Evidence at the hearing showed with a zero per cent increase this year, NB Power would still post a profit of $65.1 million.
A two per cent increase would push that profit to $92.4 million, and although NB Power has been ordered by the New Brunswick government to pay down debt and generate bigger returns, there was still some opposition to the increase.
JD Irving Ltd. questions NB Power
JD Irving Ltd. lawyer Christopher Stewart said the sudden uncertainty about the financial problem Mactaquac actually poses undermines the case for an increase, and he scoffed at the idea of customers having to pay NB Power money now for Mactaquac if the utility is uncertain it is needed
"With respect, that's not how it works. Rate payers are not lenders to the utility. You don't pay rates up front in case the utility might need them," said Stewart.
Furey said no. "Because of the operational and financial risks the company faces we think it's dangerous," he said about passing on an increase this year.
"We recognize exactly what you're saying. Our concern is that each year we're going to face something. There is going to be some issue like an HST increase."
Increased staffing levels
Earlier in the week, NB Power also faced questions about the growth of its staffing levels, especially at the senior management level.
In 2010, the utility spent $17 million on special retirement and severance packages to encourage 123 people to leave the company.
But six years later, figures show NB Power has added 268 positions back since then.
That includes a growth in the senior management team from six to eleven, and the addition of two vice-president positions.
"Would you agree the number is now higher than it was after the staff reduction initiative?" Gorman asked NB Power vice-president and chief financial officer Darren Murphy.

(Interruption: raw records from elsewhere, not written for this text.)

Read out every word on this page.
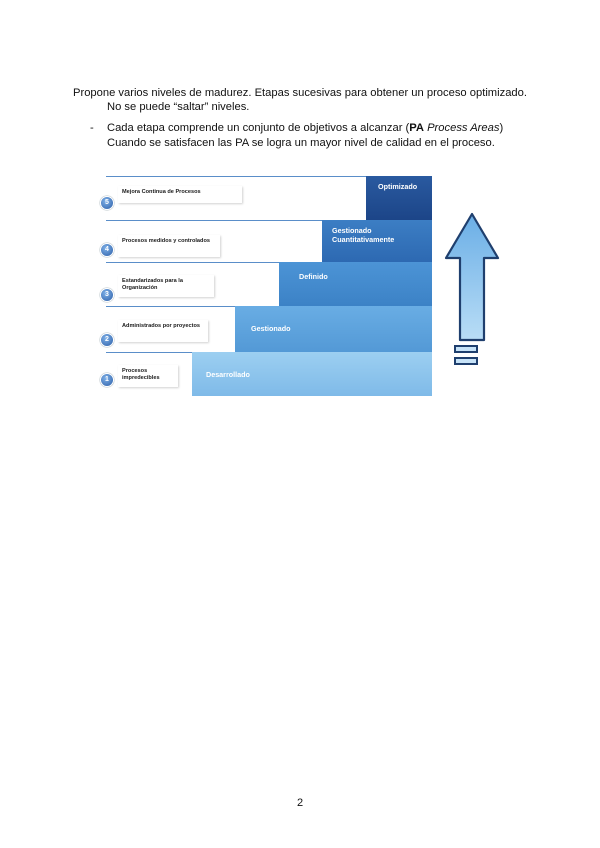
Propone varios niveles de madurez. Etapas sucesivas para obtener un proceso optimizado.
No se puede “saltar” niveles.
- Cada etapa comprende un conjunto de objetivos a alcanzar (PA Process Areas)
Cuando se satisfacen las PA se logra un mayor nivel de calidad en el proceso.
Optimizado
Gestionado
Cuantitativamente
Definido
Gestionado
Desarrollado
Mejora Continua de Procesos
Procesos medidos y controlados
Estandarizados para la Organización
Administrados por proyectos
Procesos impredecibles
5
4
3
2
1
2
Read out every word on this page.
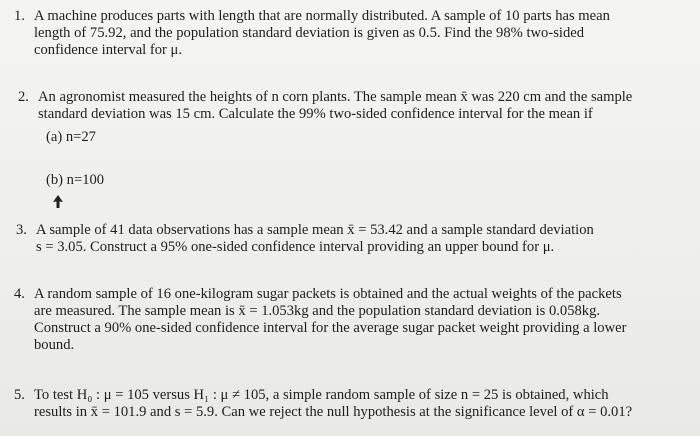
1. A machine produces parts with length that are normally distributed. A sample of 10 parts has mean
length of 75.92, and the population standard deviation is given as 0.5. Find the 98% two-sided
confidence interval for μ.
2. An agronomist measured the heights of n corn plants. The sample mean x̄ was 220 cm and the sample
standard deviation was 15 cm. Calculate the 99% two-sided confidence interval for the mean if
(a) n=27
(b) n=100
3. A sample of 41 data observations has a sample mean x̄ = 53.42 and a sample standard deviation
s = 3.05. Construct a 95% one-sided confidence interval providing an upper bound for μ.
4. A random sample of 16 one-kilogram sugar packets is obtained and the actual weights of the packets
are measured. The sample mean is x̄ = 1.053kg and the population standard deviation is 0.058kg.
Construct a 90% one-sided confidence interval for the average sugar packet weight providing a lower
bound.
5. To test H₀ : μ = 105 versus H₁ : μ ≠ 105, a simple random sample of size n = 25 is obtained, which
results in x̄ = 101.9 and s = 5.9. Can we reject the null hypothesis at the significance level of α = 0.01?
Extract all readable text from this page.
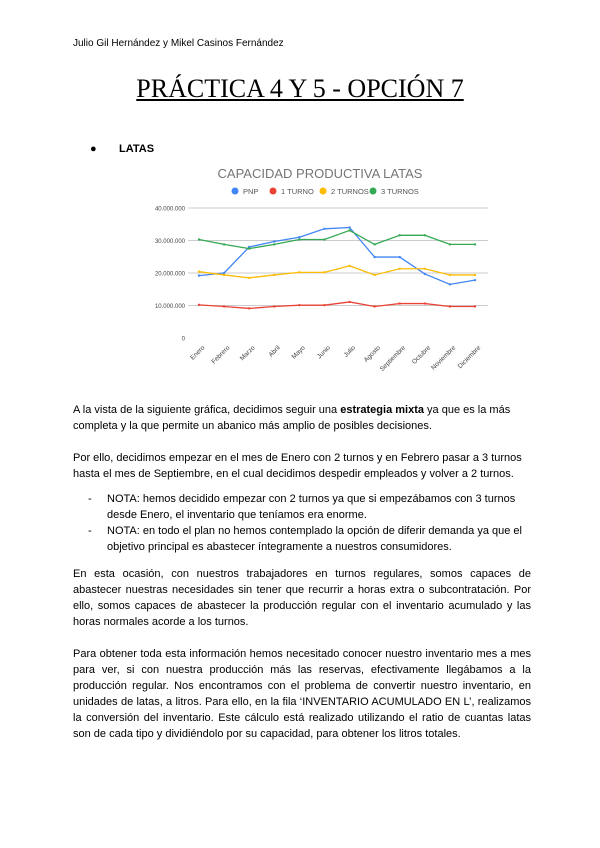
Julio Gil Hernández y Mikel Casinos Fernández
PRÁCTICA 4 Y 5 - OPCIÓN 7
● LATAS
CAPACIDAD PRODUCTIVA LATAS
PNP	1 TURNO 2 TURNOS 3 TURNOS
0
10.000.000
20.000.000
30.000.000
40.000.000
Enero Febrero Marzo Abril Mayo Junio Julio Agosto
Septiembre Octubre
Noviembre Diciembre
A la vista de la siguiente gráfica, decidimos seguir una estrategia mixta ya que es la más completa y la que permite un abanico más amplio de posibles decisiones.
Por ello, decidimos empezar en el mes de Enero con 2 turnos y en Febrero pasar a 3 turnos hasta el mes de Septiembre, en el cual decidimos despedir empleados y volver a 2 turnos.
- NOTA: hemos decidido empezar con 2 turnos ya que si empezábamos con 3 turnos desde Enero, el inventario que teníamos era enorme.
- NOTA: en todo el plan no hemos contemplado la opción de diferir demanda ya que el objetivo principal es abastecer íntegramente a nuestros consumidores.
En esta ocasión, con nuestros trabajadores en turnos regulares, somos capaces de abastecer nuestras necesidades sin tener que recurrir a horas extra o subcontratación. Por ello, somos capaces de abastecer la producción regular con el inventario acumulado y las horas normales acorde a los turnos.
Para obtener toda esta información hemos necesitado conocer nuestro inventario mes a mes para ver, si con nuestra producción más las reservas, efectivamente llegábamos a la producción regular. Nos encontramos con el problema de convertir nuestro inventario, en unidades de latas, a litros. Para ello, en la fila ‘INVENTARIO ACUMULADO EN L’, realizamos la conversión del inventario. Este cálculo está realizado utilizando el ratio de cuantas latas son de cada tipo y dividiéndolo por su capacidad, para obtener los litros totales.
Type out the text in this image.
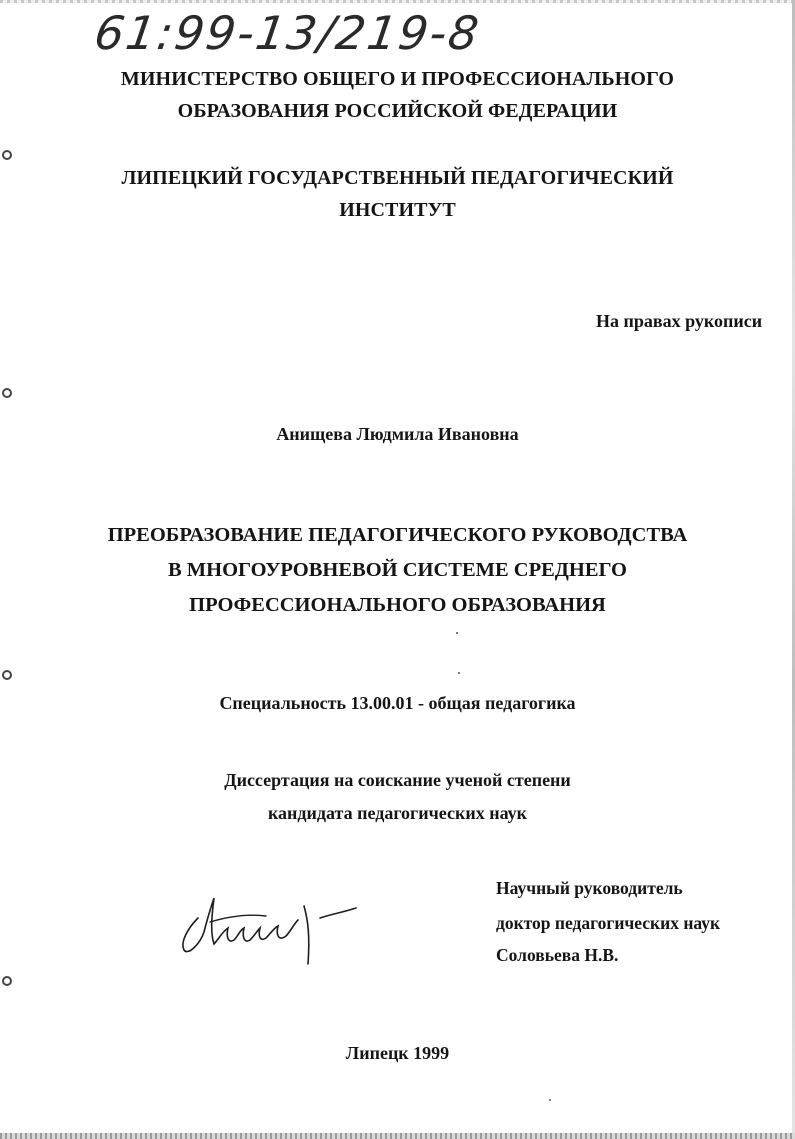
61:99-13/219-8
МИНИСТЕРСТВО ОБЩЕГО И ПРОФЕССИОНАЛЬНОГО
ОБРАЗОВАНИЯ РОССИЙСКОЙ ФЕДЕРАЦИИ
ЛИПЕЦКИЙ ГОСУДАРСТВЕННЫЙ ПЕДАГОГИЧЕСКИЙ
ИНСТИТУТ
На правах рукописи
Анищева Людмила Ивановна
ПРЕОБРАЗОВАНИЕ ПЕДАГОГИЧЕСКОГО РУКОВОДСТВА
В МНОГОУРОВНЕВОЙ СИСТЕМЕ СРЕДНЕГО
ПРОФЕССИОНАЛЬНОГО ОБРАЗОВАНИЯ
Специальность 13.00.01 - общая педагогика
Диссертация на соискание ученой степени
кандидата педагогических наук
Научный руководитель
доктор педагогических наук
Соловьева Н.В.
Липецк 1999
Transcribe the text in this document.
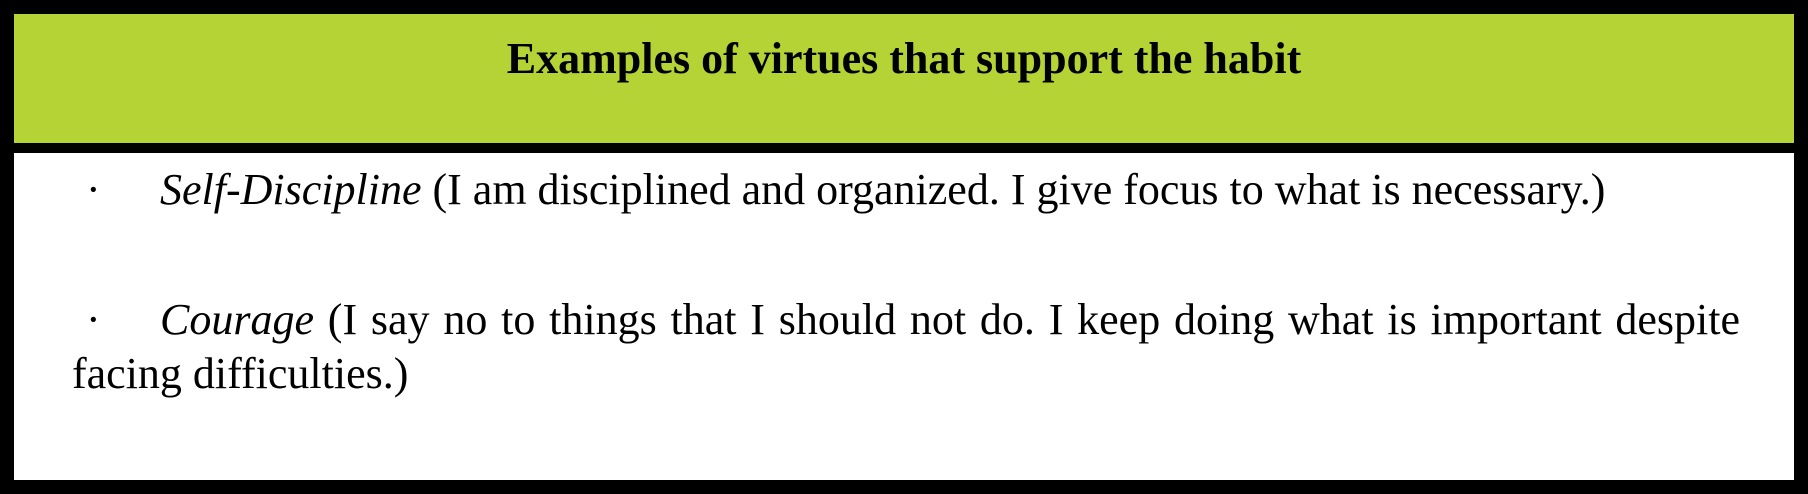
Examples of virtues that support the habit

· Self-Discipline (I am disciplined and organized. I give focus to what is necessary.)

· Courage (I say no to things that I should not do. I keep doing what is important despite facing difficulties.)
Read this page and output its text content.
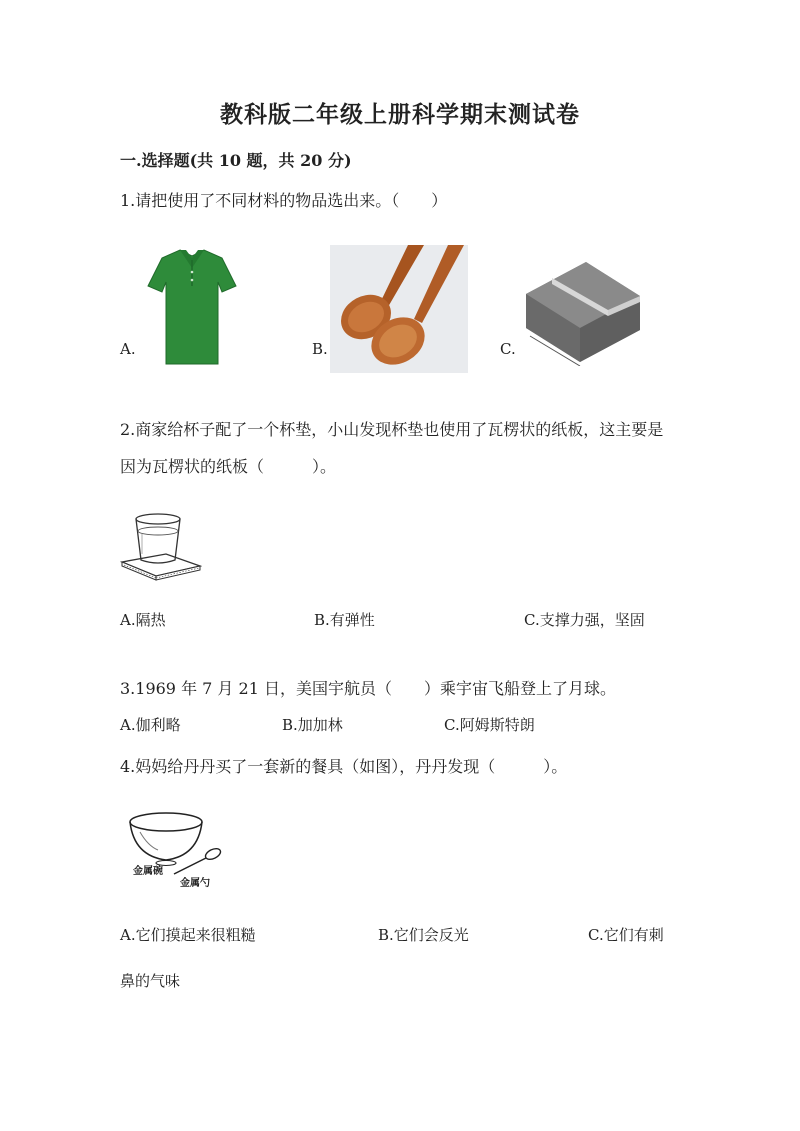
教科版二年级上册科学期末测试卷
一.选择题(共 10 题，共 20 分)
1.请把使用了不同材料的物品选出来。（　　）
A.	B.	C.
2.商家给杯子配了一个杯垫，小山发现杯垫也使用了瓦楞状的纸板，这主要是
因为瓦楞状的纸板（　　　）。
A.隔热	B.有弹性	C.支撑力强，坚固
3.1969 年 7 月 21 日，美国宇航员（　　）乘宇宙飞船登上了月球。
A.伽利略	B.加加林	C.阿姆斯特朗
4.妈妈给丹丹买了一套新的餐具（如图），丹丹发现（　　　）。
金属碗
金属勺
A.它们摸起来很粗糙	B.它们会反光	C.它们有刺
鼻的气味
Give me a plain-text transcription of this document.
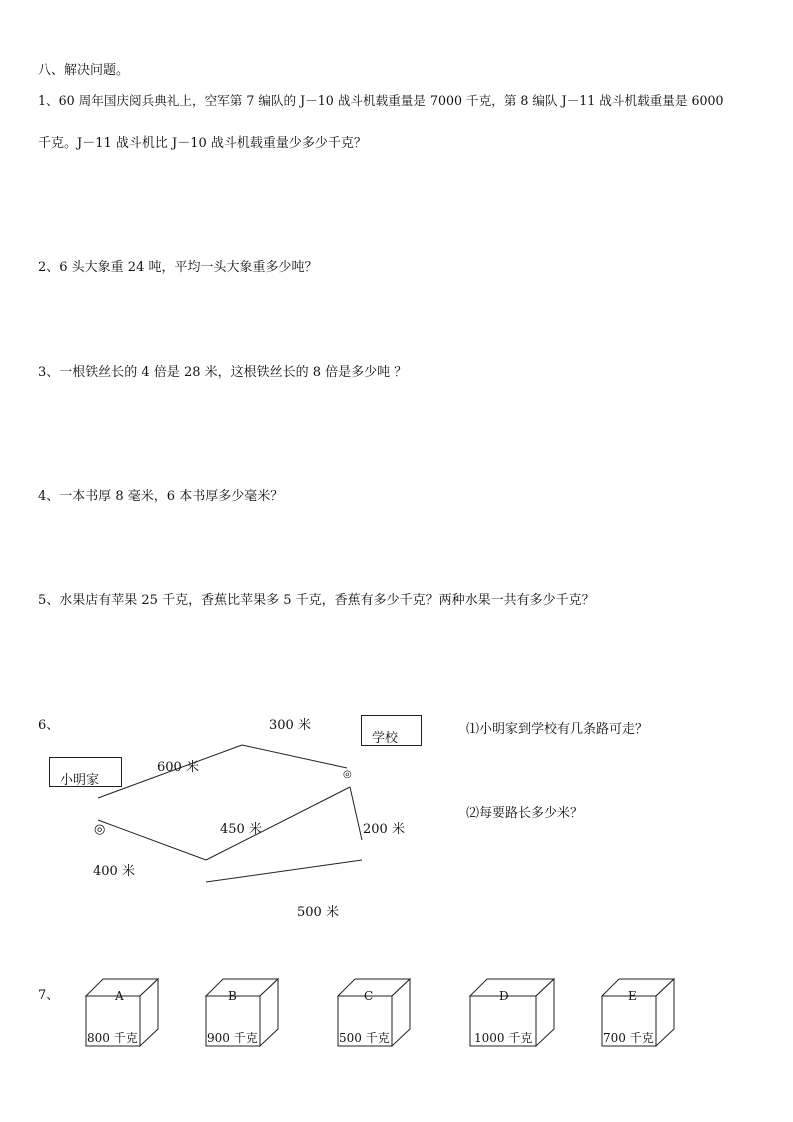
八、解决问题。
1、60 周年国庆阅兵典礼上，空军第 7 编队的 J－10 战斗机载重量是 7000 千克，第 8 编队 J－11 战斗机载重量是 6000
千克。J－11 战斗机比 J－10 战斗机载重量少多少千克？
2、6 头大象重 24 吨，平均一头大象重多少吨？
3、一根铁丝长的 4 倍是 28 米，这根铁丝长的 8 倍是多少吨 ？
4、一本书厚 8 毫米，6 本书厚多少毫米？
5、水果店有苹果 25 千克，香蕉比苹果多 5 千克，香蕉有多少千克？两种水果一共有多少千克？
6、
小明家
学校
◎
◎
300 米
600 米
450 米	200 米
400 米
500 米
⑴小明家到学校有几条路可走？
⑵每要路长多少米？
7、	A	B	C	D	E
800 千克	900 千克	500 千克	1000 千克	700 千克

"That is correct," said Murphy, who argued a number of changes had forced NB Power to get larger, including having to absorb employees from the remnants of the System Operator and Efficiency NB.
NB Power also released more information on the cost to customers of various contracts, purchase agreements and subsidy programs that the New Brunswick government requires it to operate under.
It said an updated computer model shows those deals will add $66.4 million to its costs this year, compared to what it could generate electricity for on its own, or buy on the open market.
That is slightly more than the $64.1 million in costs it detailed in an earlier modelling.
NB Power had tried to keep the second estimate confidential but dropped the effort at the beginning of the hearing after being challenged by EUB lawyer Ellen Desmond.
The EUB is now considering its decision on the two per cent rate increase application. Last year's application took 11 weeks for a ruling.